I can't moderate based on my personal views. That's the reason why your advice wouldn't work. We couldn't moderate based on your personal views either. It isn't laziness—it's that you can't impose an individual interpretation set on the community as a whole. People assume we do, but that's only because they haven't learned about moderation the hard way. Moderation is extremely different from extrapolating one's likes and dislikes into site rules and then using power to enforce them.

Does that mean doing nothing about snarky and condescending comments? Hardly, and if you read my comment history (not that I recommend it), you'll find plenty of examples of asking people not to do that. But they're ad hoc and I try to be careful not to demand too big a leap from the reader.

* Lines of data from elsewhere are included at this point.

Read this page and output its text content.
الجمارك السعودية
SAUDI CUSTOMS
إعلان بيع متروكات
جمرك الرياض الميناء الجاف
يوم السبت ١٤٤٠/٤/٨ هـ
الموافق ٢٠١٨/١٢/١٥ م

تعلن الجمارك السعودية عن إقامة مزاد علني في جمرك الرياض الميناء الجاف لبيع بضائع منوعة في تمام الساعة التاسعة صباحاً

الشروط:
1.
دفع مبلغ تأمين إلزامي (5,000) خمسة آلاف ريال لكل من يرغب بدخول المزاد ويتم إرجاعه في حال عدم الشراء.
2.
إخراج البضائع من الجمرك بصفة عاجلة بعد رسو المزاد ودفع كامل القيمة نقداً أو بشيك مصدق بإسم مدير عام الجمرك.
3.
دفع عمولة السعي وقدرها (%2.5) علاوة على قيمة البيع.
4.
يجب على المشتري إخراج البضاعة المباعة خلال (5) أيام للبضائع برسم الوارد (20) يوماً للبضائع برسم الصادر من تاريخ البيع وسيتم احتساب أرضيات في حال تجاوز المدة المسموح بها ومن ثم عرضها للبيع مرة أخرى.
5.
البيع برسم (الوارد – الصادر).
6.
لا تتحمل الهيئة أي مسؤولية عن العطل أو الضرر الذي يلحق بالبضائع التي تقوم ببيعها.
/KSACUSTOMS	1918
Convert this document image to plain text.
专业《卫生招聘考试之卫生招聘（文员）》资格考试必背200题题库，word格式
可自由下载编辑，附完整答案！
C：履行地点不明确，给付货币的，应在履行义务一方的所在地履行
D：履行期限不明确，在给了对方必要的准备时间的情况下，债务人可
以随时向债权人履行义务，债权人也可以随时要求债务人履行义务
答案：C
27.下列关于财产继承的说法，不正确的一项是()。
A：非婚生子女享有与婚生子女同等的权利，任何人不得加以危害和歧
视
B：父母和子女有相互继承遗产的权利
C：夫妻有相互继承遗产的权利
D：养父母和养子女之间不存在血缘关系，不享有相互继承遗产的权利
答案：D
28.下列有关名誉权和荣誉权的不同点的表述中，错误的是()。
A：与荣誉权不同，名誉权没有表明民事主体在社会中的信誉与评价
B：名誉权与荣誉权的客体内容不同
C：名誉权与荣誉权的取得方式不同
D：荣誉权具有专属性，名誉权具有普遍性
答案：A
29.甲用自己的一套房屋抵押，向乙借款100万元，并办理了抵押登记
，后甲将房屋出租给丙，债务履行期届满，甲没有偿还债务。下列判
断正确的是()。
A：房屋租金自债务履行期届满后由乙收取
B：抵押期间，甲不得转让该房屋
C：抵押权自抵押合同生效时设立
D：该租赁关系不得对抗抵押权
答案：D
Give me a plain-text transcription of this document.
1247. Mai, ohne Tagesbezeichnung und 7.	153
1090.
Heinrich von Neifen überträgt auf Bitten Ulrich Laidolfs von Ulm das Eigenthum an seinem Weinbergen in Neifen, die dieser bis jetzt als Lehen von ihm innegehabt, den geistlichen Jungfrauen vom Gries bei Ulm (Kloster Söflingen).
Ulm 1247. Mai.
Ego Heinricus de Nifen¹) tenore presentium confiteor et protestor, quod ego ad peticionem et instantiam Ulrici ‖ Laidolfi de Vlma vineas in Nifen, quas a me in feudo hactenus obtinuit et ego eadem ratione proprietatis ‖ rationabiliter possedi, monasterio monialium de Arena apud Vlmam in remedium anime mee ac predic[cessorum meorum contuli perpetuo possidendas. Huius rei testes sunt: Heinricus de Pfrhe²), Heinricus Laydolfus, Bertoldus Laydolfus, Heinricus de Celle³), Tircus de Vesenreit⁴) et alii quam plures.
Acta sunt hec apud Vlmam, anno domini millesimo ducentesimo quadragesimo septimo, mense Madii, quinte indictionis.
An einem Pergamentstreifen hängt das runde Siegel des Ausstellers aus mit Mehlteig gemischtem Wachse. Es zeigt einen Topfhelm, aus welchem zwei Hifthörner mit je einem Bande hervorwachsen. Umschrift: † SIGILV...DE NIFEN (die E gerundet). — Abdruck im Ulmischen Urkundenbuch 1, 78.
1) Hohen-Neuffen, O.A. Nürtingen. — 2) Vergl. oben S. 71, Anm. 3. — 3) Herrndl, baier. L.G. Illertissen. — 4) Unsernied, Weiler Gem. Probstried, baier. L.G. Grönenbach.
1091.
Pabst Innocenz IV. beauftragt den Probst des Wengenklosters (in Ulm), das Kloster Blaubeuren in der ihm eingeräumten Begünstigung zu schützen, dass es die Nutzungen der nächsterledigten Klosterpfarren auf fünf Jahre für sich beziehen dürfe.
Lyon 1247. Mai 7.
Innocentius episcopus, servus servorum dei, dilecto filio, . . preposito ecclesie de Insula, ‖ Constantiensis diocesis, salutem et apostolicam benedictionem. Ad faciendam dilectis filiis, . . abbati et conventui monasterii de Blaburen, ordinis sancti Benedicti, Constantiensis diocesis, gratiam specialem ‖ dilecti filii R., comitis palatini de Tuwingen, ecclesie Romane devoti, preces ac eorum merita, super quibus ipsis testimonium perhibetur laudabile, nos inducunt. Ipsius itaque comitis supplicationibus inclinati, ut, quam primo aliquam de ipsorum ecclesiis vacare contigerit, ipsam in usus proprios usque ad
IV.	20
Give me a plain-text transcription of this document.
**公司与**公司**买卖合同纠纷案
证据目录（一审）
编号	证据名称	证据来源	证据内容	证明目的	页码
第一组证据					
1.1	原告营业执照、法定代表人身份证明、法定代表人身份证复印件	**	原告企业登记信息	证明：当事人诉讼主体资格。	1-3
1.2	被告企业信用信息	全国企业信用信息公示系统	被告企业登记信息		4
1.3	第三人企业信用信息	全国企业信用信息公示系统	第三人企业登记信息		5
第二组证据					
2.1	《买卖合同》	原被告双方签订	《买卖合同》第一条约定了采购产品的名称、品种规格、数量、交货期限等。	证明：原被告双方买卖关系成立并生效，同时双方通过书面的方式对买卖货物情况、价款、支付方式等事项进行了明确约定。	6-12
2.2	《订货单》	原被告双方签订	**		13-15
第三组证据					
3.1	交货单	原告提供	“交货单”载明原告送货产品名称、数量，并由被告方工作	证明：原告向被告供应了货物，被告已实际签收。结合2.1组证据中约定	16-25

The plan is, over time, to raise the bar for comments so that gradually the snark and shallow dismissals stand out more prominently as abusive, the way that "you're an asshole" comments do now. Then it will be possible for moderators to do more about them. But this needs to happen slowly— frog-boilingly slowly. If we push too hard, the community balks and moderation loses power. We can only do what the community will support. We can lead—but only a bit at a time. Even if https://news.ycombinator.com/item?id=20252539 was trite and unhelpful, I guarantee you that the hivemind is not yet ready to support moderator intervention at that level. It needs to get more refined before that is possible. That's the long-term hope, but it will take years if not decades to get there.

civility|6 years ago

I appreciate your reply, but I don't believe the vandalism and arson metaphor fits. There are just people you let get away with crap and ones you don't. His goal was to antagonize me while flying under the radar, and he succeeded. My goal was to antagonize him in retribution, and I failed.

So where are we now? I'll go back to reading the headlines instead of the comments because I'm not clever enough to keep people like that from getting under my skin, and he'll go on to piss off someone else the next chance that comes up.

Anyways, I regret snapping at you. Take care.